To gain more insight about greedy algorithms, let's look at another problem that is solvable by a greedy algorithm.
Huffman codes represent a way of compressing data effectively. Data is considered to be a sequence of characters. Huffman's greedy algorithm uses a table with the frequency of each character to build up an optimal way of representing each character as a binary string.
To illustrate this, imagine we have a 1,00,000 character data file that we wish to store in a compressed fashion. The frequency of each character in the data file is given by the following table:
Character | a | b | c | d | e | f |
Frequency | 45,000 | 13,000 | 12,000 | 16,000 | 9,000 | 5,000 |
There are various ways to represent this information. For the purpose of this problem, let's say that we want to design a binary character code in which each character is represented by a unique binary string (which we shall call a code word). One option is to use a fixed-length code (for example, each character is represented by a code word of the same size). If we opt for that, we need three bits to represent each the six characters, as shown in the following table:
Character | a | b | c | d | e | f |
Frequency | 45,000 | 13,000 | 12,000 | 16,000 | 9,000 | 5,000 |
Code Word | 000 | 001 | 010 | 011 | 100 | 101 |
Using this method, we need 3,00,000 bits to code the entire sequence of characters. Can we do better?
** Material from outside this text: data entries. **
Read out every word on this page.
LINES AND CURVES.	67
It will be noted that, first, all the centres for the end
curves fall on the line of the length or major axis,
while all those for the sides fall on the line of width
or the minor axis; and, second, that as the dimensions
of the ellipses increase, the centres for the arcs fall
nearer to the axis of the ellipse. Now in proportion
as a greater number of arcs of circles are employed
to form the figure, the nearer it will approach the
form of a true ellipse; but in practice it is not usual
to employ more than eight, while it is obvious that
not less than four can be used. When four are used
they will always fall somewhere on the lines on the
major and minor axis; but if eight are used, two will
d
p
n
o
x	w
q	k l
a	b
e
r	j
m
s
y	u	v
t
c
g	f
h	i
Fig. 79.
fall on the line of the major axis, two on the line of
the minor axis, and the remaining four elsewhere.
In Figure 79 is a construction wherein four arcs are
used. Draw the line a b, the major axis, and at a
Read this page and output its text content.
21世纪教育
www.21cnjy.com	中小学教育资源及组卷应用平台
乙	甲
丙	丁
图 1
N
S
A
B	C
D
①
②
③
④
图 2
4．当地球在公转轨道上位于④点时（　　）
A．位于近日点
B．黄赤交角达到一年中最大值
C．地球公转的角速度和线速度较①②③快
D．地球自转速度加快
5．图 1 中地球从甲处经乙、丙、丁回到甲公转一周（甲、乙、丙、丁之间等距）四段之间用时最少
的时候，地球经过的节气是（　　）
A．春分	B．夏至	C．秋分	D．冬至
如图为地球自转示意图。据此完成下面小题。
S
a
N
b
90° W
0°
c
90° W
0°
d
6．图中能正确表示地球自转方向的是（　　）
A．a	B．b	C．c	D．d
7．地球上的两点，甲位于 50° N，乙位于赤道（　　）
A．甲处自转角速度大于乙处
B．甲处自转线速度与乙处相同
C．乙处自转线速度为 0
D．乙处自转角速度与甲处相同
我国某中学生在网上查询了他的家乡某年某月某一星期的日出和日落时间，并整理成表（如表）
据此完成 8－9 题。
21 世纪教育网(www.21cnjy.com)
A variable-length code can do a lot better than a fixed-length code. Since we want to minimize the size of the compressed sequence of bits, we want to give short code words to frequent characters and long code words to infrequent characters. A possible code for this character sequence is shown in the following table:
Character | a | b | c | d | e | f |
Frequency | 45,000 | 13,000 | 12,000 | 16,000 | 9,000 | 5,000 |
Code Word | 0 | 101 | 100 | 111 | 1101 | 1100 |
Instead of 3,00,000 bits, this code requires only 2,24,000 bits to represent the character sequence. Using this code, we save around 28% of space. The code we have presented is also an optimal character code for this sequence, as we shall see.